Dec 22nd he came to our house to celebrate Christmas with us. My Aunt Toni, Uncle Alan, and Chrissy, Kali and Uncle Greg always buy for each other, but not everyone in the family does, so we try to have our own little gathering so we can exchange presents and spend some time together. That evening Uncle Greg seemed really tired and pretty lethargic in general. He was very quiet and feel asleep on the couch (which was not abnormal). While we sat around at the table eating and chatting he would chime in every once in a while but he was always good at just listening to the conversation and smiling. When we got up from the table he needed help putting on his jacket, he said he was cold. I was happy he even asked for help, but I gladly am always there to help him! He was always just a warm personality and a good feeling. I got to say goodbye to him twice that night. Once, he thought he was leaving, but did not and the second time when he was really leaving. When he was helped up from the couch he gave me the biggest hug and said he loved me. I love you too Uncle Greg I said as I hugged him back. We thanked him for the gifts, the kids gave him hugs and off they went out the door. Little did I know those were going to be the last words I heard him speak. 

I feel very blessed to have had him in my life and how close we got over the years. He always treated my kids like they were his grandkids. They called him Grandpa Greg just like his own and he always had a hug and kiss for them. He made it a point to come to every birthday party and every Holiday that we had, he was such a quiet "in the background" kinda guy, and I miss that so much! Even last month he sat down to explain to me how much I mean to him and how he would do anything for us, just like I was his daughter. That man always had such sweet things to say and a heart of gold. 

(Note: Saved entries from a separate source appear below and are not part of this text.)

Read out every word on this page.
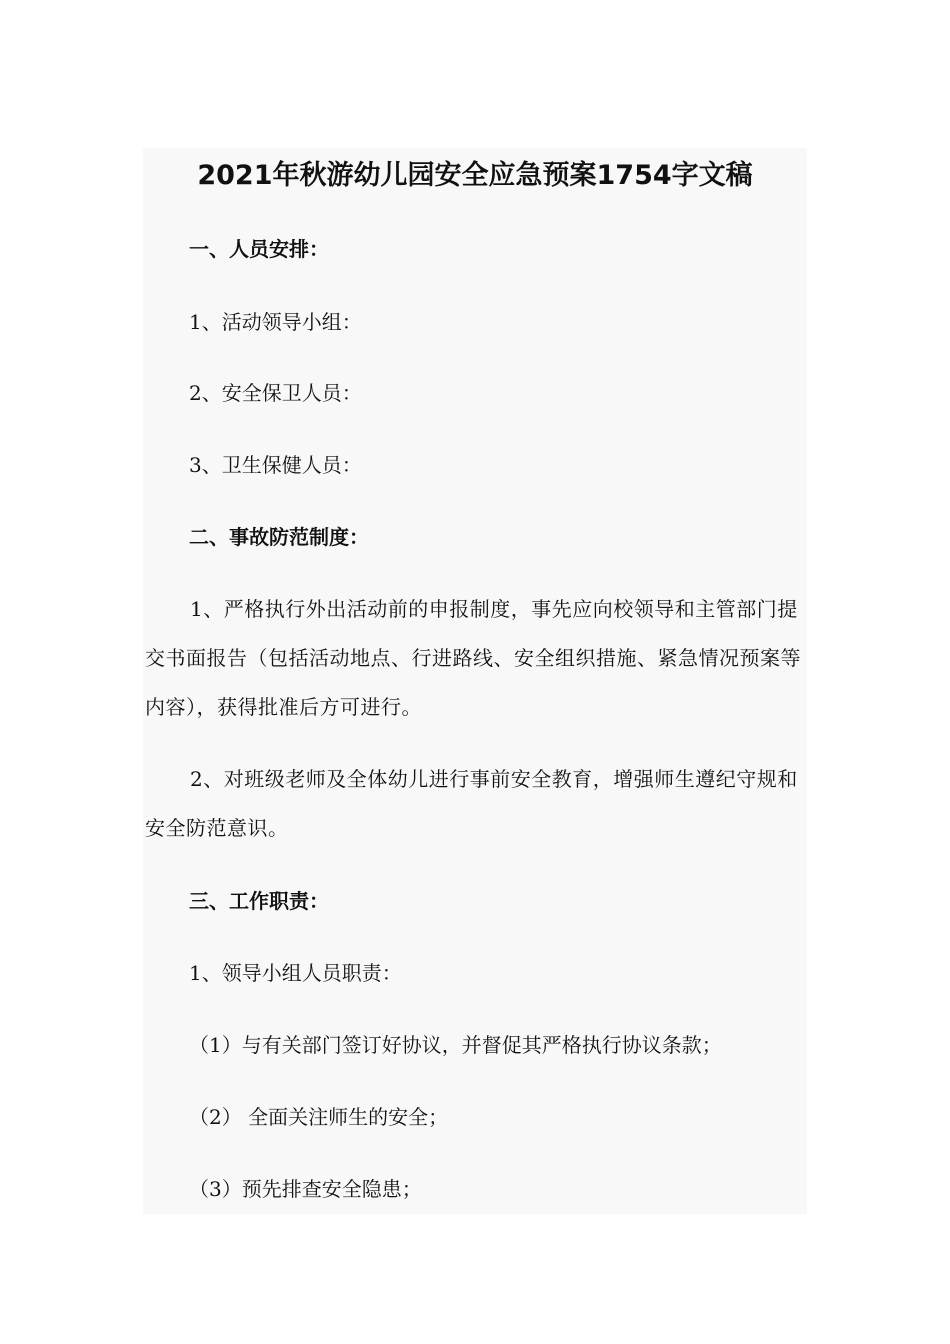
2021年秋游幼儿园安全应急预案1754字文稿
一、人员安排：
1、活动领导小组：
2、安全保卫人员：
3、卫生保健人员：
二、事故防范制度：
1、严格执行外出活动前的申报制度，事先应向校领导和主管部门提交书面报告（包括活动地点、行进路线、安全组织措施、紧急情况预案等内容），获得批准后方可进行。
2、对班级老师及全体幼儿进行事前安全教育，增强师生遵纪守规和安全防范意识。
三、工作职责：
1、领导小组人员职责：
（1）与有关部门签订好协议，并督促其严格执行协议条款；
（2） 全面关注师生的安全；
（3）预先排查安全隐患；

I am grateful to stay so close to his family. My cousin Chrissy is like a sister to me and her daughter is my God Daughter! I am thankful for them in my life and happy they will always be a constant reminder of Uncle Greg in our lives! Of course nothing feels real yet. Even being at his house over the last few weeks doesn't feel real. Over the weekend I was helping Chrissy clean up, organize and pack Uncle Greg's room and it was just a very sad feeling. Sad, knowing I won't get his big hugs anymore or sit and be able to watch a movie with him. Sad he was gone way too young. But so happy he is reunited with his love. Happy my mom and Aunt Jan get to celebrate his life with him. Happy that he no longer is a worry to anyone who might watch him walk or just worry about him and his health in general. He was so loved by anyone who ever had the pleasure of getting to know. Rest in Peace dear Uncle Greg, so glad I was able to hug and kiss you and tell you I love you hours before you passed. Give my two favorites ladies a hug from me.